Task Parallelism and Data Parallelism

Task Parallelism

Task parallelism, also known as function parallelism, focuses on distributing different tasks or functions across multiple threads or processors. Each thread or processor executes a distinct task independently, allowing for parallel execution of multiple tasks.

Here’s an example of task parallelism in Java using the ExecutorService:

import java.util.concurrent.ExecutorService;
import java.util.concurrent.Executors;

public class TaskParallelismExample {
    public static void main(String[] args) {
        ExecutorService executor = Executors.newFixedThreadPool(2);

        Runnable task1 = () -> {
            System.out.println("Task 1 executed by " + Thread.currentThread().getName());
        };

        Runnable task2 = () -> {
            System.out.println("Task 2 executed by " + Thread.currentThread().getName());
        };

        executor.submit(task1);
        executor.submit(task2);

        executor.shutdown();
    }
}

In this example, we create an ExecutorService with a fixed thread pool of size 2. We define two separate tasks, task1 and task2, as Runnable instances.

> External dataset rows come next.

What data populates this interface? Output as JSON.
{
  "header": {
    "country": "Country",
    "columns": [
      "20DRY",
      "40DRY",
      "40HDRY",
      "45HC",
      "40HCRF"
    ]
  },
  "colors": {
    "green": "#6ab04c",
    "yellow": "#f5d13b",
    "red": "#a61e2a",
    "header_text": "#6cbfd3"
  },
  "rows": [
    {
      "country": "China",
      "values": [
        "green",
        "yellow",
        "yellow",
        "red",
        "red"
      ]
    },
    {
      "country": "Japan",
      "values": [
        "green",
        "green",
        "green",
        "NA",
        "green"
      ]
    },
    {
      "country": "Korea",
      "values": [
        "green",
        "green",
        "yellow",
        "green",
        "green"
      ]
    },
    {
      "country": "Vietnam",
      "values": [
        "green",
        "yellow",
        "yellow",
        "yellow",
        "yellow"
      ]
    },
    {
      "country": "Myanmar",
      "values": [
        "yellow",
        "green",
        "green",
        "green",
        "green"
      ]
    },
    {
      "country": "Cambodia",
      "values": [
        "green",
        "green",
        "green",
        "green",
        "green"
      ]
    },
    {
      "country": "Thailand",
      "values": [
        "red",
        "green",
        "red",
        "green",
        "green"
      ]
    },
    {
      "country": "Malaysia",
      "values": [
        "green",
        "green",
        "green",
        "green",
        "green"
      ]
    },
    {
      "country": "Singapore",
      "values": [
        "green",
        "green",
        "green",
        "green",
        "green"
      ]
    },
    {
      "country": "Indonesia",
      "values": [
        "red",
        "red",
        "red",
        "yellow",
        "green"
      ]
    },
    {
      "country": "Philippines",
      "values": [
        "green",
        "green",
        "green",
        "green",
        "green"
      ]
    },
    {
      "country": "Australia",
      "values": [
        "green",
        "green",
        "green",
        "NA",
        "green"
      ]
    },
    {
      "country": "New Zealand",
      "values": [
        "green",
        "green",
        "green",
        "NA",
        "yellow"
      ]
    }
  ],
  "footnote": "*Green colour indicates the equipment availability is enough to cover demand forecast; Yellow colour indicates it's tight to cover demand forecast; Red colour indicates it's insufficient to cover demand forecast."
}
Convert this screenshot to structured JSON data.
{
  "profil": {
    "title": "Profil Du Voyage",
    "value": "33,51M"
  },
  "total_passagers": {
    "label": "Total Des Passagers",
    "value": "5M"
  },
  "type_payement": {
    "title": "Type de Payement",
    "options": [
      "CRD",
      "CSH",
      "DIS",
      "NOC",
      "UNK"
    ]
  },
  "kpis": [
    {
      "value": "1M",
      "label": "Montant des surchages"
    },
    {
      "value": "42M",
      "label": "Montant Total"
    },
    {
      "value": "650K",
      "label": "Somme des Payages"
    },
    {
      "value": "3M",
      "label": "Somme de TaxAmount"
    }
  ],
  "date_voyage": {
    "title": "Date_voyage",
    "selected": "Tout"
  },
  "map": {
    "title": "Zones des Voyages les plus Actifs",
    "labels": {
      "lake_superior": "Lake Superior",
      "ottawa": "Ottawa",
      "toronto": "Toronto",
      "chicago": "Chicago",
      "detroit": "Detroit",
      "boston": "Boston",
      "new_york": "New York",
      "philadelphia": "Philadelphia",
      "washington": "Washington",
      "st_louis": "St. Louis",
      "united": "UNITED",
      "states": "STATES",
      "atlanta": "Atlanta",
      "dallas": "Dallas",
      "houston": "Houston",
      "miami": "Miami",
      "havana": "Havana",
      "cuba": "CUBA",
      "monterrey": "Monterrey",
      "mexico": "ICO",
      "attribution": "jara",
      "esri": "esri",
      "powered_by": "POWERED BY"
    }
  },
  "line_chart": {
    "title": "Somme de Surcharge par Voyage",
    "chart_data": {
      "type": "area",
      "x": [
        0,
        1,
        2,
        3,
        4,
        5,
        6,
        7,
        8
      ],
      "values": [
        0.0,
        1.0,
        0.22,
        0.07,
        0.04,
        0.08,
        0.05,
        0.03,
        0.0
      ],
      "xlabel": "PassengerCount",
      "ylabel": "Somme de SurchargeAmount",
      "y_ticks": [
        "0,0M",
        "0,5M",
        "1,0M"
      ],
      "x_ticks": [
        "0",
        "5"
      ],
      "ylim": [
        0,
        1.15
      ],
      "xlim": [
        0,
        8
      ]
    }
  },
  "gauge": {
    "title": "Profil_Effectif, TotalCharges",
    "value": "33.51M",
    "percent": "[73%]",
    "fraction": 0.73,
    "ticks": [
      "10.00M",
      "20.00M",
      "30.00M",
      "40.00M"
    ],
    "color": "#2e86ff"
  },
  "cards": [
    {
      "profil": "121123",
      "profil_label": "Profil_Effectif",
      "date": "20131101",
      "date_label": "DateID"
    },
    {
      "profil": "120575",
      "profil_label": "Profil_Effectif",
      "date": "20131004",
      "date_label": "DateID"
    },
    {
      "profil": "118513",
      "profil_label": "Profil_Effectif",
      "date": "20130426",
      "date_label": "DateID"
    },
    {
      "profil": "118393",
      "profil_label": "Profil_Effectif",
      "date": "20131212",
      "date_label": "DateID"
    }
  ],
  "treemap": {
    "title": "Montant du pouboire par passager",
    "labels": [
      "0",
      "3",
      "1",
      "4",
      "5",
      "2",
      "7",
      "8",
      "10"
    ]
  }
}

Each task simply prints a message indicating which thread is executing it. We submit both tasks to the executor, which distributes them across the available threads for parallel execution.

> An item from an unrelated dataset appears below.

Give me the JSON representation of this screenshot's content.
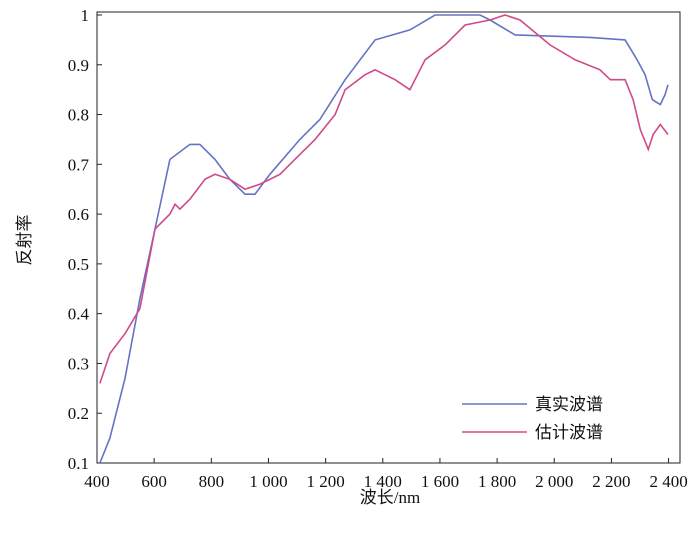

Task parallelism is suitable when you have independent tasks that can be executed concurrently without dependencies on each other. It allows for efficient utilization of system resources by leveraging multiple threads or processors.

Data Parallelism

Data parallelism, on the other hand, focuses on distributing the processing of data across multiple threads or processors. It involves partitioning the data into smaller subsets and performing the same operation on each subset in parallel.

Here’s an example of data parallelism in Python using the multiprocessing module:

import multiprocessing

def process_chunk(chunk):
    result = sum(chunk)
    return result

def parallel_sum(data):
    num_processes = multiprocessing.cpu_count()
    chunk_size = len(data) // num_processes

    chunks = [data[i:i + chunk_size] for i in range(0, len(data), chunk_size)]

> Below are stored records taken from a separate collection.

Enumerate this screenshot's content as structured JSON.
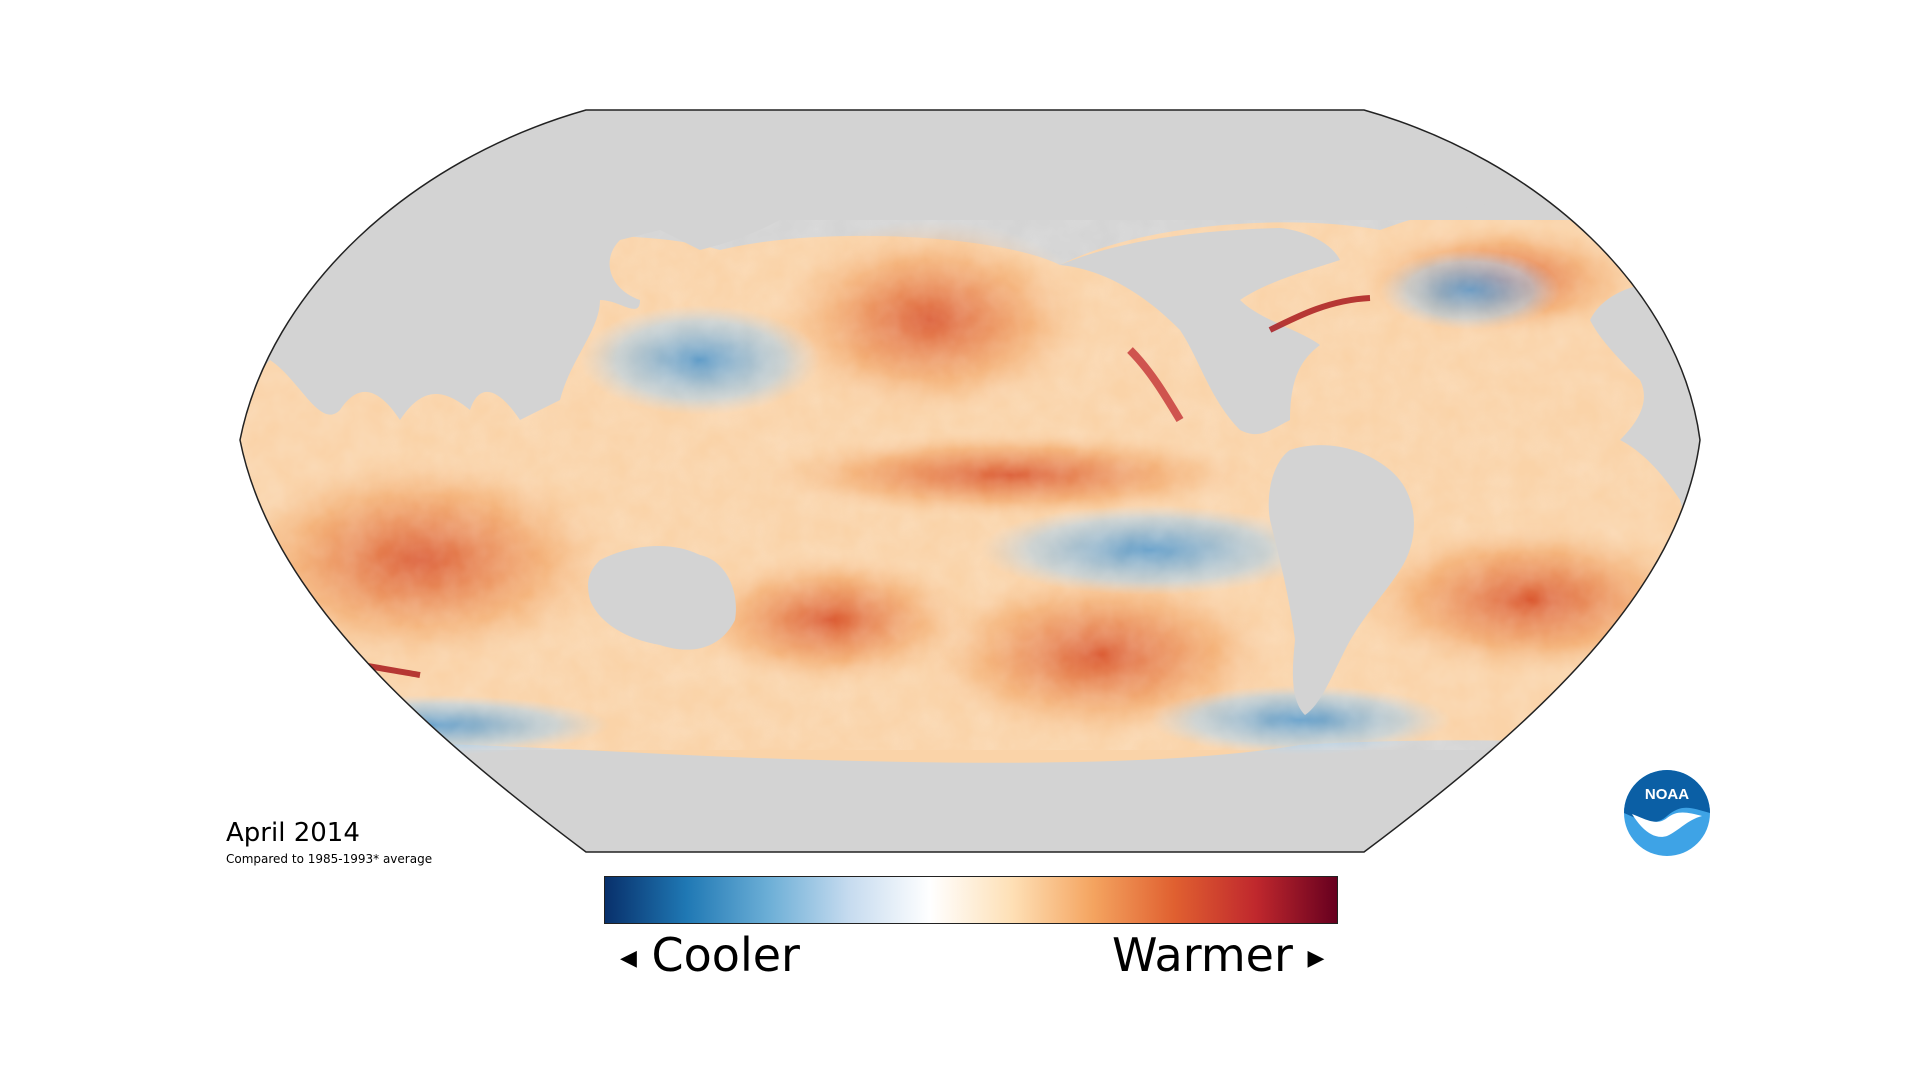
{
  "title": {
    "date": "April 2014",
    "subtitle": "Compared to 1985-1993* average"
  },
  "legend": {
    "left_label": "Cooler",
    "right_label": "Warmer",
    "colors": [
      "#08306b",
      "#1f78b4",
      "#6baed6",
      "#c6dbef",
      "#ffffff",
      "#fee0b6",
      "#f4a460",
      "#e06030",
      "#c0282d",
      "#67001f"
    ]
  },
  "map": {
    "projection": "robinson",
    "land_color": "#d3d3d3",
    "ocean_anomaly_colors": {
      "cool_strong": "#1f6fb4",
      "cool_light": "#c6dbef",
      "neutral": "#fdf7ef",
      "warm_light": "#fad3a8",
      "warm_medium": "#f2a566",
      "warm_strong": "#d9532b",
      "warm_extreme": "#a50f15"
    }
  },
  "logo": {
    "text": "NOAA",
    "colors": {
      "primary": "#0b5fa5",
      "light": "#3ea3e6",
      "white": "#ffffff"
    }
  }
}
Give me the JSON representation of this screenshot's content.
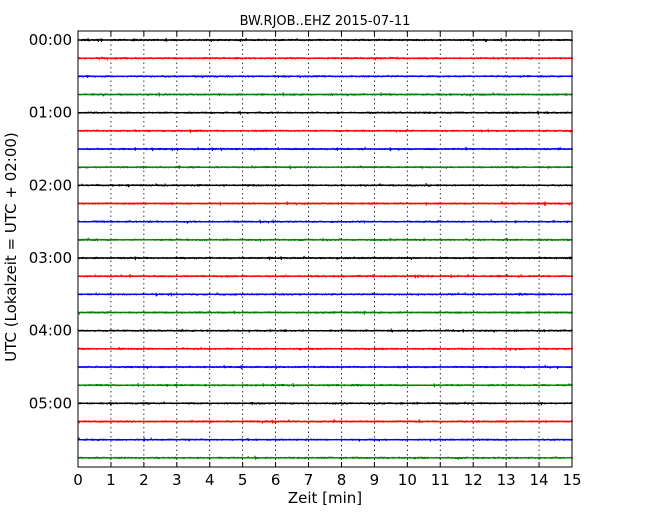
{
  "chart_data": {
    "type": "line",
    "title": "BW.RJOB..EHZ 2015-07-11",
    "xlabel": "Zeit  [min]",
    "ylabel": "UTC (Lokalzeit = UTC + 02:00)",
    "xlim": [
      0,
      15
    ],
    "x_ticks": [
      "0",
      "1",
      "2",
      "3",
      "4",
      "5",
      "6",
      "7",
      "8",
      "9",
      "10",
      "11",
      "12",
      "13",
      "14",
      "15"
    ],
    "y_ticks": [
      "00:00",
      "01:00",
      "02:00",
      "03:00",
      "04:00",
      "05:00"
    ],
    "line_interval_minutes": 15,
    "trace_count": 24,
    "trace_colors": [
      "#000000",
      "#ff0000",
      "#0000ff",
      "#008000"
    ],
    "grid": "vertical-dotted",
    "frame_color": "#000000"
  }
}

    with multiprocessing.Pool(processes=num_processes) as pool:
        results = pool.map(process_chunk, chunks)

    return sum(results)

data = [1, 2, 3, 4, 5, 6, 7, 8, 9, 10]
result = parallel_sum(data)
print("Sum:", result)

In this example, we have a list of numbers called data. We want to calculate the sum of all the numbers in parallel. We define a process_chunk function that takes a chunk of data and calculates the sum of that chunk. The parallel_sum function splits the data into chunks based on the number of available processes and uses a process pool to map the process_chunk function to each chunk in parallel. Finally, we sum up the results from each chunk to obtain the final sum.

Data parallelism is effective when you have a large dataset that can be partitioned and processed independently. It allows for parallel execution of the same operation on different subsets of data, leading to improved performance and faster processing times.

Combining Task and Data Parallelism

In many real-world scenarios, it’s common to combine task parallelism and data parallelism to achieve optimal performance. By dividing the problem into independent tasks and then applying data parallelism within each task, you can leverage the benefits of both approaches.

For example, consider a scenario where you need to process multiple files, and each file contains a large amount of data. You can employ task parallelism to process each file independently in separate threads or processes. Within each file processing task, you can further apply data parallelism to distribute the processing of the file’s data across multiple threads or processors.